Kohei Nozaki's blog 

JPA Builder Pattern


Posted on Sunday Oct 16, 2016 at 06:07PM in Technology


Thanks to JPA, creating an entity which has tons of fields and complex relations has become much easier than the plain old JDBC era. but there are still some difficulties with it. for example, consider that you have a database schema which is something like following diagram:

829fc6f6 cccb 44c2 816a b7f397e83309

With those entities, let’s say you have to write some code for creating an employee. this would be something like:

public class EmployeeService {

    private final EntityManager em;

    EmployeeService(final EntityManager em) {
        this.em = em;
    }

    public long create(long deptId,
                       String name,
                       boolean temporary,
                       Set<Long> projectIds,
                       Set<String> phoneNumbers) {

        // instantiating and setting attributes of employee
        final Employee employee = new Employee();
        employee.setName(name);
        employee.setTemporary(temporary);
        employee.setProjects(new HashSet<>());
        employee.setPhones(new HashSet<>());

        // making a relation between employee and dept
        final Dept dept = em.find(Dept.class, deptId);
        employee.setDept(dept);
        em.persist(employee);
        dept.getEmployees().add(employee);

        // making relations between employee and projects
        for (final Long projectId : projectIds) {
            final Project project = em.find(Project.class, projectId);
            project.getEmployees().add(employee);
            employee.getProjects().add(project);
        }

        // creating phones
        for (final String phoneNumber : phoneNumbers) {
            final Phone phone = new Phone();
            phone.setNumber(phoneNumber);
            phone.setEmployee(employee);
            em.persist(phone);
            employee.getPhones().add(phone);
        }

        em.flush(); // making sure a generated id is present

        return employee.getId();
    }
}

And you will use the method create() as follows:

final Set<Long> projectIds = new HashSet<>();
Collections.addAll(projectIds, project1Id, project2Id);
final Set<String> phoneNumbers = new HashSet<>();
Collections.addAll(phoneNumbers, "000-0000-0001", "000-0000-0002", "000-0000-0003");

final long savedEmployeeId = service.create(
        engineeringDeptId,
        "Jane Doe",
        true,
        projectIds,
        phoneNumbers);

Not so bad, but think about if there are more complex relations or attributes that may be optional. the arguments of the method will be much longer, and hard to maintain.
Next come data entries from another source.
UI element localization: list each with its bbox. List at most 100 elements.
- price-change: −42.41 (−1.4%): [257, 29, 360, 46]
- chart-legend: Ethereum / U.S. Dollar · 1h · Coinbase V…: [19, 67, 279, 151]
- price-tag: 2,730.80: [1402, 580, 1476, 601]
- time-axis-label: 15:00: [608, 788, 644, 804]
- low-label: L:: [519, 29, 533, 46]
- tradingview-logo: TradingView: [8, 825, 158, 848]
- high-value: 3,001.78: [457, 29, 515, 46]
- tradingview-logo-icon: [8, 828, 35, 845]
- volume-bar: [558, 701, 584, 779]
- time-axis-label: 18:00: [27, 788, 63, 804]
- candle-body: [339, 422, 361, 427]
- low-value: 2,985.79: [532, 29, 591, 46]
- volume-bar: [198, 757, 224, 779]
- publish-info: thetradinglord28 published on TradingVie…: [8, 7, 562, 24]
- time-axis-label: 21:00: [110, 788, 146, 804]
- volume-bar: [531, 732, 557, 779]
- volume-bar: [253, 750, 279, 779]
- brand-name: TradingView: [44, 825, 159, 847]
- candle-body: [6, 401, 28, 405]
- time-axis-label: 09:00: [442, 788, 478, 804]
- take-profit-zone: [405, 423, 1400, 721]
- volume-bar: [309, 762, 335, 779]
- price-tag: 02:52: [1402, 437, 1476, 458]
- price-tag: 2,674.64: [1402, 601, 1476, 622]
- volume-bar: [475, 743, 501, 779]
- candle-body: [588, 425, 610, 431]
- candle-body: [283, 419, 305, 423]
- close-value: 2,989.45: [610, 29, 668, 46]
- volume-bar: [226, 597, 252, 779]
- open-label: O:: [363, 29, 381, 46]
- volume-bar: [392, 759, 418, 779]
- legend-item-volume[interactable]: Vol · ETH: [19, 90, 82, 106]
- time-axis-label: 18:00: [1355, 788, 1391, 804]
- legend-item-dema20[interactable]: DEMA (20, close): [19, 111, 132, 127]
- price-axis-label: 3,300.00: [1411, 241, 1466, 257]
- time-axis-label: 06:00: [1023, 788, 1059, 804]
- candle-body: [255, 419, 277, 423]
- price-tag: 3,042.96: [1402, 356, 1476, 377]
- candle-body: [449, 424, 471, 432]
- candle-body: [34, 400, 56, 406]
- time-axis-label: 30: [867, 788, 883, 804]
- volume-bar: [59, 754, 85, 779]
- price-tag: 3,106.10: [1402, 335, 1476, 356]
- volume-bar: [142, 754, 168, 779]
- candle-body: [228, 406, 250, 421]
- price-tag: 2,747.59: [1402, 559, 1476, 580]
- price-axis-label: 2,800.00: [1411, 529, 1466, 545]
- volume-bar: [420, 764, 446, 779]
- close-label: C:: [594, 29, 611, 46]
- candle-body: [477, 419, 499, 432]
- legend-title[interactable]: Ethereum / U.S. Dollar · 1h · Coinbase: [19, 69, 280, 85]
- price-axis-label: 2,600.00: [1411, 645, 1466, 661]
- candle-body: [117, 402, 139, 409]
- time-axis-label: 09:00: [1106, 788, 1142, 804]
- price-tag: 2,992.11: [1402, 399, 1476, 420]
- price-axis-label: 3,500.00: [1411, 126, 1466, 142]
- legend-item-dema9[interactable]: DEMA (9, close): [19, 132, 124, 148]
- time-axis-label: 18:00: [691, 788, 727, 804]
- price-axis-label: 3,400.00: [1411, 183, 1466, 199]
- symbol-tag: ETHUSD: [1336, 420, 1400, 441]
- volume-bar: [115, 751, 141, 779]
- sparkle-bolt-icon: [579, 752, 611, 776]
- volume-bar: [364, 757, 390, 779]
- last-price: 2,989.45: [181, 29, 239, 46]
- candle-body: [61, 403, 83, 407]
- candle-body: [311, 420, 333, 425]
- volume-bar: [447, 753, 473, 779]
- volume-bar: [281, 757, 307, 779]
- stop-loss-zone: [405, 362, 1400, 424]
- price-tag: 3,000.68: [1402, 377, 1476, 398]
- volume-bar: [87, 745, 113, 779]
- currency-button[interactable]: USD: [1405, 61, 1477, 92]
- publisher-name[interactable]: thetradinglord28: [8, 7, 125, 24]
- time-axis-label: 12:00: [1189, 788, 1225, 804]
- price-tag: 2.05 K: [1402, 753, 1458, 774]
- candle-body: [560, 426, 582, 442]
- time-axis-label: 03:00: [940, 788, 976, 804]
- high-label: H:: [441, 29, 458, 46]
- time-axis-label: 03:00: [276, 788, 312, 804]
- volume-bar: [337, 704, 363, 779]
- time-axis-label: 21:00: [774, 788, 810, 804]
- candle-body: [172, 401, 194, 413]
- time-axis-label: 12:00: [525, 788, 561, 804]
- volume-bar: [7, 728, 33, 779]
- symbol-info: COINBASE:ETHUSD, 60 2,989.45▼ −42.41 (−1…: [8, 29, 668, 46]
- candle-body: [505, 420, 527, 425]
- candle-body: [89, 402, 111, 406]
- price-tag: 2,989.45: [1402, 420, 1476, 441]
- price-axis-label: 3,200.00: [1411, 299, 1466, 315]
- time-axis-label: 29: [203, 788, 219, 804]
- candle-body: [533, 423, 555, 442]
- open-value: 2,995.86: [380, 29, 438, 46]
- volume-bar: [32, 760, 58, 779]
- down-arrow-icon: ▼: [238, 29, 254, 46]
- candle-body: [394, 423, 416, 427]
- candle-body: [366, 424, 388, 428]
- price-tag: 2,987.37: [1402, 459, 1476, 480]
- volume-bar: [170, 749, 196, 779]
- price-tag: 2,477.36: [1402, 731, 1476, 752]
In such a case, a pattern which I call "JPA builder pattern" would be nice. you create a non-static nested builder class and a method which creates a builder, into the class EmployeeService, as follows:

...

public Builder builder(long deptId, String name) {
    return new Builder(deptId, name);
}

public final class Builder { // non-static
    private final long deptId;
    private final String name;
    private boolean temporary;
    private Set<Long> projectIds = new HashSet<>();
    private Set<String> phoneNumbers = new HashSet<>();

    private Builder(final long deptId, final String name) {
        this.deptId = deptId;
        this.name = name;
    }

    public Builder temporary(boolean temporary) {
        this.temporary = temporary;
        return this;
    }

    public Builder projectIds(Long... ids) {
        Collections.addAll(projectIds, ids);
        return this;
    }

    public Builder phoneNumbers(String... numbers) {
        Collections.addAll(phoneNumbers, numbers);
        return this;
    }

    public long build() {
        // In reality, passing "this" instead of actual values (deptId, name, ...) is recommended
        return EmployeeService.this.create(deptId, name, temporary, projectIds, phoneNumbers);
    }
}

And you will use the builder as follows:

final long savedEmployeeId = service.builder(engineeringDeptId, "Jane Doe")
        .temporary(true)
        .projectIds(project1Id, project2Id)
        .phoneNumbers("000-0000-0001", "000-0000-0002", "000-0000-0003")
        .build();

It doesn’t make much sense if relations or attributes that may be optional are not that many as this example, but in reality, entities likely to have those much more. in such a case, I believe this pattern makes your code much clean, readable and maintainable.

You can obtain the entire project which contains entities, the service class and executable tests that run with an embedded database, from my GitHub repo.